Fed Adopts New Bank Rules Targeting Risk
The Federal Reserve on Tuesday announced the adoption of several new rules aimed at reducing the amount of risk taken by large foreign banks with operations in the U.S. in an effort to prevent another financial crisis.
Foreign banks with assets of $50 billion or more will now be required to adhere to “enhanced prudential standards” initiated under the Dodd-Frank Wall Street Reform bill and related Consumer Protection Act.
The concern by the Fed and other regulators is that big foreign banks -- those in the too-big-to-fail category such as Deutsche Bank (NYSE: DB) and Barclays (NYSE: BCS) -- with large U.S. operations and close ties to U.S. banks could trigger a crisis that requires a taxpayer bailout similar to the fallout from the 2008 financial crisis.

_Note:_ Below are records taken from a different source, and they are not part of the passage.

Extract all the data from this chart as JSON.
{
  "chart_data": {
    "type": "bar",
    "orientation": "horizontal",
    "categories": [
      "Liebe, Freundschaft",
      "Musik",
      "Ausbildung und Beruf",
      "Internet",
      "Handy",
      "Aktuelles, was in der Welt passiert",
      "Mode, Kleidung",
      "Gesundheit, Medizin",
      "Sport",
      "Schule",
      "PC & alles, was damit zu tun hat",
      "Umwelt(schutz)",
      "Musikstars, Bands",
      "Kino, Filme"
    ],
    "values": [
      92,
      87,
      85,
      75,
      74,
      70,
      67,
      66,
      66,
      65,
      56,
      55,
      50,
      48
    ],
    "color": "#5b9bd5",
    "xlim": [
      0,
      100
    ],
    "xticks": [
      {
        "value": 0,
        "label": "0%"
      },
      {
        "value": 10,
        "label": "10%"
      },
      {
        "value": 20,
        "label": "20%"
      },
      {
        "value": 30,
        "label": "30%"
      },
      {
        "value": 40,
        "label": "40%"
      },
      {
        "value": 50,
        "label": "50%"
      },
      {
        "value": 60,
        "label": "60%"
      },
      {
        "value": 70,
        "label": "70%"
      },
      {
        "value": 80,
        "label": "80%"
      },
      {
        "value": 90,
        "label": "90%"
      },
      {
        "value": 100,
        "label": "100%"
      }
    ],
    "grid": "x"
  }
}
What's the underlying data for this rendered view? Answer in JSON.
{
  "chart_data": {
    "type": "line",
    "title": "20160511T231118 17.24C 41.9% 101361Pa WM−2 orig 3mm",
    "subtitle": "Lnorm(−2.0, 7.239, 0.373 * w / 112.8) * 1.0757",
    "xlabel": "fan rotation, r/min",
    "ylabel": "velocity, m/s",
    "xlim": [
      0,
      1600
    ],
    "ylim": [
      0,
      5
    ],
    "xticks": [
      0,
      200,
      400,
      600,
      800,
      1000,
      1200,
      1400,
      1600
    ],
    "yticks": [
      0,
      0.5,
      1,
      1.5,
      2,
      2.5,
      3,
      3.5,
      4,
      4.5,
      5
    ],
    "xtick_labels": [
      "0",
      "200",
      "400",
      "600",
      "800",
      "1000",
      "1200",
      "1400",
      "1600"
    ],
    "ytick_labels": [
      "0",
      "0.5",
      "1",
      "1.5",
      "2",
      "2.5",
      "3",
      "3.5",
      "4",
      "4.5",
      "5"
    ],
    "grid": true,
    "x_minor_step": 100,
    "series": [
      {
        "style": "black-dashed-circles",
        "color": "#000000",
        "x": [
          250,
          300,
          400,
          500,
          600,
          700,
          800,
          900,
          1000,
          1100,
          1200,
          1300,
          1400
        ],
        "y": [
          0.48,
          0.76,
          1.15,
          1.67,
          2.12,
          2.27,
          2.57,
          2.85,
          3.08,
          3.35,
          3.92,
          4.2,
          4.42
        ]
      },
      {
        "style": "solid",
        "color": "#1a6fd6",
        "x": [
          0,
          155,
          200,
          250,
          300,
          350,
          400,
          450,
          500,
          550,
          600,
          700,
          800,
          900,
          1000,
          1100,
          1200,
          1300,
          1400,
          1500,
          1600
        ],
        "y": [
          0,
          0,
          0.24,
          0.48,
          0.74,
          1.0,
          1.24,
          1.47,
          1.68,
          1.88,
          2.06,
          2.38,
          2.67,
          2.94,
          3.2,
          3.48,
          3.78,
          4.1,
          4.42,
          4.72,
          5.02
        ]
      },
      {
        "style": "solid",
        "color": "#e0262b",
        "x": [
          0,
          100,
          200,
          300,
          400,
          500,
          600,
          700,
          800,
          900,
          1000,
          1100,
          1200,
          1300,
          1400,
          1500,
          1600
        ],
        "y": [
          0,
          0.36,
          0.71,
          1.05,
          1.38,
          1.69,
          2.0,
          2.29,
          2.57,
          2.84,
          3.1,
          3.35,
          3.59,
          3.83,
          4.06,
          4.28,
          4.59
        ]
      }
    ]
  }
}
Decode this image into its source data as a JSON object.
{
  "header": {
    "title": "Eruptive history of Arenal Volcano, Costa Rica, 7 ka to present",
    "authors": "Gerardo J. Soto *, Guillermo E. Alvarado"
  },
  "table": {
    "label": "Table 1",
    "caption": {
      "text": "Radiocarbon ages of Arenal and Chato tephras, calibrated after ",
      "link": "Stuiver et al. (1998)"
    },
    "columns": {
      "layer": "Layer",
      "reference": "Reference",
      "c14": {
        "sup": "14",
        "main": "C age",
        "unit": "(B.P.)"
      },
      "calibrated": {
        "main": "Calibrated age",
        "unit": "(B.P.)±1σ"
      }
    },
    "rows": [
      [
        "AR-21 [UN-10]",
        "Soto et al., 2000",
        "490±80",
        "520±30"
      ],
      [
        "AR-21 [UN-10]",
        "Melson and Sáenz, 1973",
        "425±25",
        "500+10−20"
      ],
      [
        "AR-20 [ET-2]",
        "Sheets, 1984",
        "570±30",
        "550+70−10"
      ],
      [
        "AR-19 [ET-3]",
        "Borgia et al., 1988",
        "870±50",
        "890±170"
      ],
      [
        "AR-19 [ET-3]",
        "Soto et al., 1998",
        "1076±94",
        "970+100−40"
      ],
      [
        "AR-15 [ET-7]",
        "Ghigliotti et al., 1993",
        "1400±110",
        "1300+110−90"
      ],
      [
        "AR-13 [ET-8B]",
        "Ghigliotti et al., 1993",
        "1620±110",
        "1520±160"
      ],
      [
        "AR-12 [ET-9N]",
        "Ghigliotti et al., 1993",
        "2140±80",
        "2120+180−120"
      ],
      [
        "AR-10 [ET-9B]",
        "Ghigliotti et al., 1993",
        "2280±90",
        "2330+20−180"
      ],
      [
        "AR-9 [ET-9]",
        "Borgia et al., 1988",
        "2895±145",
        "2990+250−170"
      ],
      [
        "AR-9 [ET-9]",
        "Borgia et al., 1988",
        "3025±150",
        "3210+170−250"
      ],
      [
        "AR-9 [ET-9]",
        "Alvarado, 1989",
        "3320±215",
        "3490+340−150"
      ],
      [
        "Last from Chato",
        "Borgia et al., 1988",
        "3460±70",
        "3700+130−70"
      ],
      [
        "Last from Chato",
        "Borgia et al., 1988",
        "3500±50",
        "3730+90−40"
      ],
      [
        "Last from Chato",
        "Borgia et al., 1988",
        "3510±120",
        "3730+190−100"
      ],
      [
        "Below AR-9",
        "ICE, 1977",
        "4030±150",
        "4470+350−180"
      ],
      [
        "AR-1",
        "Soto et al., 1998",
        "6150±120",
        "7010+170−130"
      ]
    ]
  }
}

“The requirements applicable to foreign banking organizations with a large U.S. presence are an essential part of regulatory reform in the aftermath of the financial crisis,” Daniel K. Tarullo, the Fed governor who oversees regulation, said in a statement.
The new standards include risk-based and leverage capital requirements, liquidity standards, requirements for overall risk management -- including establishing a risk committee – and stress-test requirements.
In addition, banks deemed by the Fed to pose a “grave threat to financial stability” will be held to a 15-to-1 debt-to-equity limit.
The new rules also require certain bank holding companies and foreign banking organizations with assets of $10 billion or more to form risk committees and adhere to capital stress-testing requirements.
The rule does not impose enhanced prudential standards on non-bank financial firms, according to a statement released by the Fed.
Fed Chair Janet Yellen in prepared remarks while introducing the new rules said the heightened standards are intended to prevent “the sudden failure or near failure of large financial institutions” which “can have destabilizing effects on the financial system and harm the broader economy.”
The 2008 financial crisis, Yellen said, highlighted the fact that the existing regulatory structure ensuring that big banks didn’t take on too much risk “contained material weaknesses.”
“The final rule would help address these sources of vulnerability,” Yellen said.
“In developing the requirements for both domestic and foreign banking organizations, the (Fed) has sought to strengthen U.S. financial stability and reinforce its longstanding policy of national treatment and equality of competitive opportunity between the U.S. operations of foreign banking organizations and U.S. banking firms.”
The new rules take effect in July 2016, a year later than first proposed. Another rule, one that has drawn a great deal of criticism from the foreign banks, which impacts leverage ratio requirements -- another way to rein in risk -- takes effect in July 2018.